|There's more than one way to do things|
Contexts and Perl 6by John M. Dlugosz (Monsignor)
|on May 18, 2009 at 17:39 UTC||Need Help??|
I've been musing over "contexts". In Perl 5, we have scalar context, list context, and maybe one or two other obscure ones.
Perl 6 has lots. I'm musing on this question: Just what exactly is the concept of a context in Perl 6? It might be a lot cleaner and conceptually pure than what we have in Perl 5.
What it is, fundamentally, is information that propagates into functions, which can affect the behavior of the function if the code chooses to examine and act on it. In Perl 6, there are contextual (dynamically scoped) variables, so it's not unique that information should flow this way.
The reason a function cares is because it indicates what the caller will do with this information. Why return a list, laboriously gathered from a remote data base, if the caller is just going to render the list into a number, getting the count? Instead it can return the count directly.

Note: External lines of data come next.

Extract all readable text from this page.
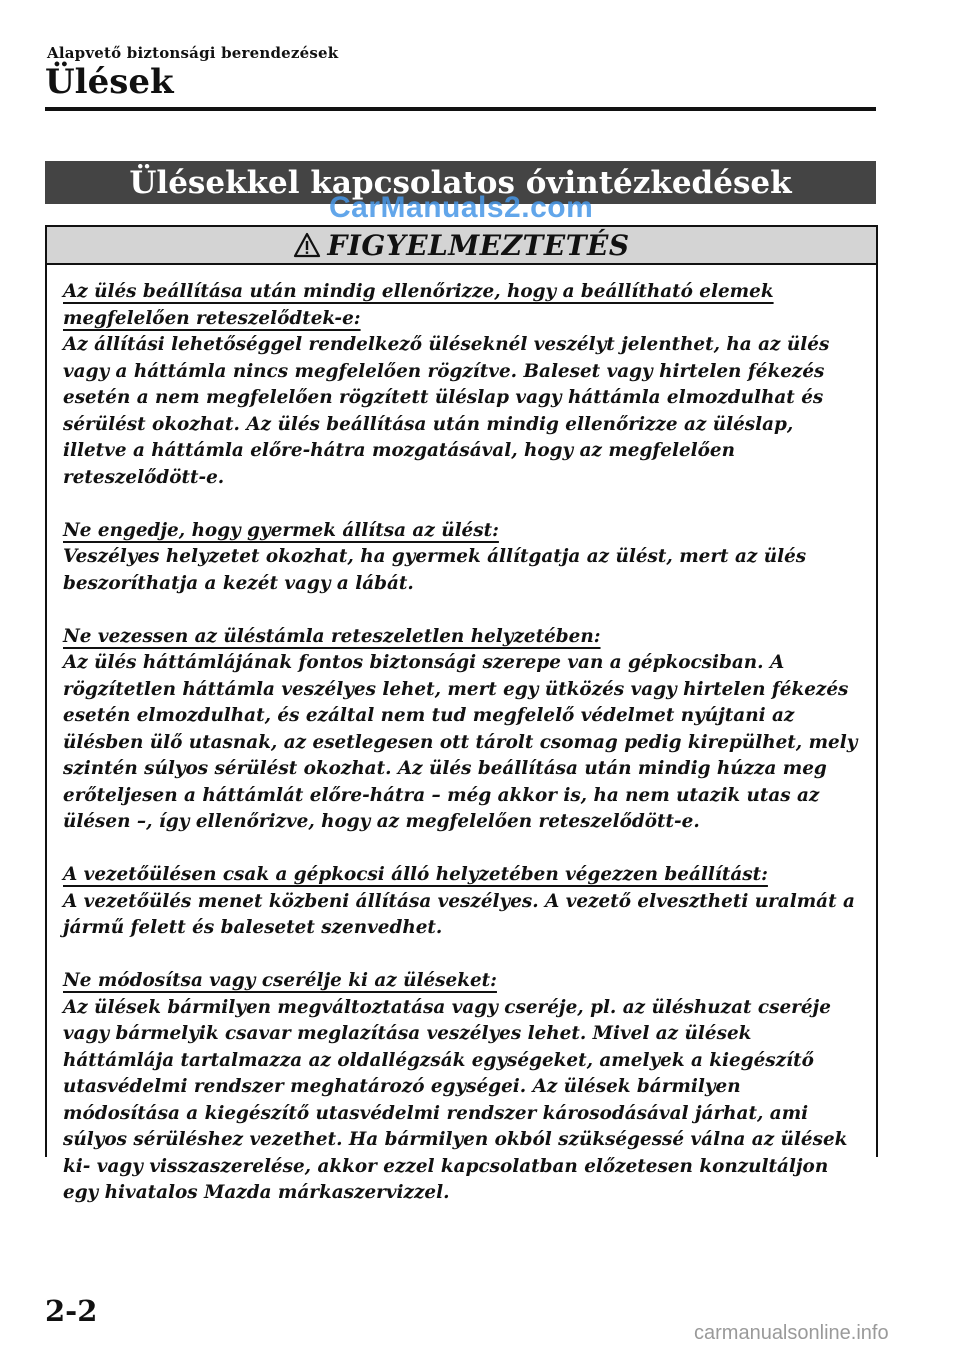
Alapvető biztonsági berendezések
Ülések
Ülésekkel kapcsolatos óvintézkedések
CarManuals2.com
FIGYELMEZTETÉS
Az ülés beállítása után mindig ellenőrizze, hogy a beállítható elemek megfelelően reteszelődtek-e:
Az állítási lehetőséggel rendelkező üléseknél veszélyt jelenthet, ha az ülés vagy a háttámla nincs megfelelően rögzítve. Baleset vagy hirtelen fékezés esetén a nem megfelelően rögzített üléslap vagy háttámla elmozdulhat és sérülést okozhat. Az ülés beállítása után mindig ellenőrizze az üléslap, illetve a háttámla előre-hátra mozgatásával, hogy az megfelelően reteszelődött-e.
Ne engedje, hogy gyermek állítsa az ülést:
Veszélyes helyzetet okozhat, ha gyermek állítgatja az ülést, mert az ülés beszoríthatja a kezét vagy a lábát.
Ne vezessen az üléstámla reteszeletlen helyzetében:
Az ülés háttámlájának fontos biztonsági szerepe van a gépkocsiban. A rögzítetlen háttámla veszélyes lehet, mert egy ütközés vagy hirtelen fékezés esetén elmozdulhat, és ezáltal nem tud megfelelő védelmet nyújtani az ülésben ülő utasnak, az esetlegesen ott tárolt csomag pedig kirepülhet, mely szintén súlyos sérülést okozhat. Az ülés beállítása után mindig húzza meg erőteljesen a háttámlát előre-hátra – még akkor is, ha nem utazik utas az ülésen –, így ellenőrizve, hogy az megfelelően reteszelődött-e.
A vezetőülésen csak a gépkocsi álló helyzetében végezzen beállítást:
A vezetőülés menet közbeni állítása veszélyes. A vezető elvesztheti uralmát a jármű felett és balesetet szenvedhet.
Ne módosítsa vagy cserélje ki az üléseket:
Az ülések bármilyen megváltoztatása vagy cseréje, pl. az üléshuzat cseréje vagy bármelyik csavar meglazítása veszélyes lehet. Mivel az ülések háttámlája tartalmazza az oldallégzsák egységeket, amelyek a kiegészítő utasvédelmi rendszer meghatározó egységei. Az ülések bármilyen módosítása a kiegészítő utasvédelmi rendszer károsodásával járhat, ami súlyos sérüléshez vezethet. Ha bármilyen okból szükségessé válna az ülések ki- vagy visszaszerelése, akkor ezzel kapcsolatban előzetesen konzultáljon egy hivatalos Mazda márkaszervizzel.
2-2
carmanualsonline.info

So the context indicates how the caller will use the object. It appears already that contexts in Perl 6 are linked with types (or roles, read "abstract interfaces"). So, to what extent is context simply equal to the type the caller wants? Is there more to it than that?
Maybe the "more to it" is just the same thing going on in the parser. A language construct, like a function, can mean different things depending on the context.

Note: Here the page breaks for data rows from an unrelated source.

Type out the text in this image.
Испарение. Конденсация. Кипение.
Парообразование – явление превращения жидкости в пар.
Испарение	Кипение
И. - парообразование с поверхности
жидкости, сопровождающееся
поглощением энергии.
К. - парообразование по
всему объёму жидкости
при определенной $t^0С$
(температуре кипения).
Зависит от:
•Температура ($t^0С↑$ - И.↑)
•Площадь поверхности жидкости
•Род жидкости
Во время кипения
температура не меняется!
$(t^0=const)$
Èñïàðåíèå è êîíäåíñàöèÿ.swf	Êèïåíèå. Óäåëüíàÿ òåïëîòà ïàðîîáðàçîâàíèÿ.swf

So, should any type coercion be a context? That includes vacuous conversions. A function may have a declared return type, so is strongly typed. But the caller immediately coerces it to something else, either with syntax for that purpose, or implicitly by feeding it to another function or language construct that wants a particular type. That immediate coercion of the result, "you gave me T1, what I really wanted was T2" is the context, I think.
If functions are strongly typed, the caller knows he is getting back T1, rather than waiting to see what he got after it's been executed. Same difference. The body of the function is written with certain knowledge of returning a T1, but can check to ask, "what is the caller really wanting?" and obtain T2.
This means that "lots" of contexts, corresponding to the built-in main interface types that match various sigils, is an understatement. Every type can be what is wanted, in context. That makes the name, wanted, even more clear. Given that simple meaning, what else is needed? The parser has some awareness of the primitive contexts, too. That won't be affected by making any type appear in wanted. Likewise, the smart-match won't care that the actual wanted is a more concrete type than it's checking for.
This also opens up some new tricks, in that a detailed return type can be used to prepare the return value more concretely. That is, instead of returning a plain Array of Any, which needs to be checked in some detail before it can be assigned to the caller's Array of Car, the function can make the return value of the desired concrete type in the first place. This can go part way to addressing the container-of-subtypes problem.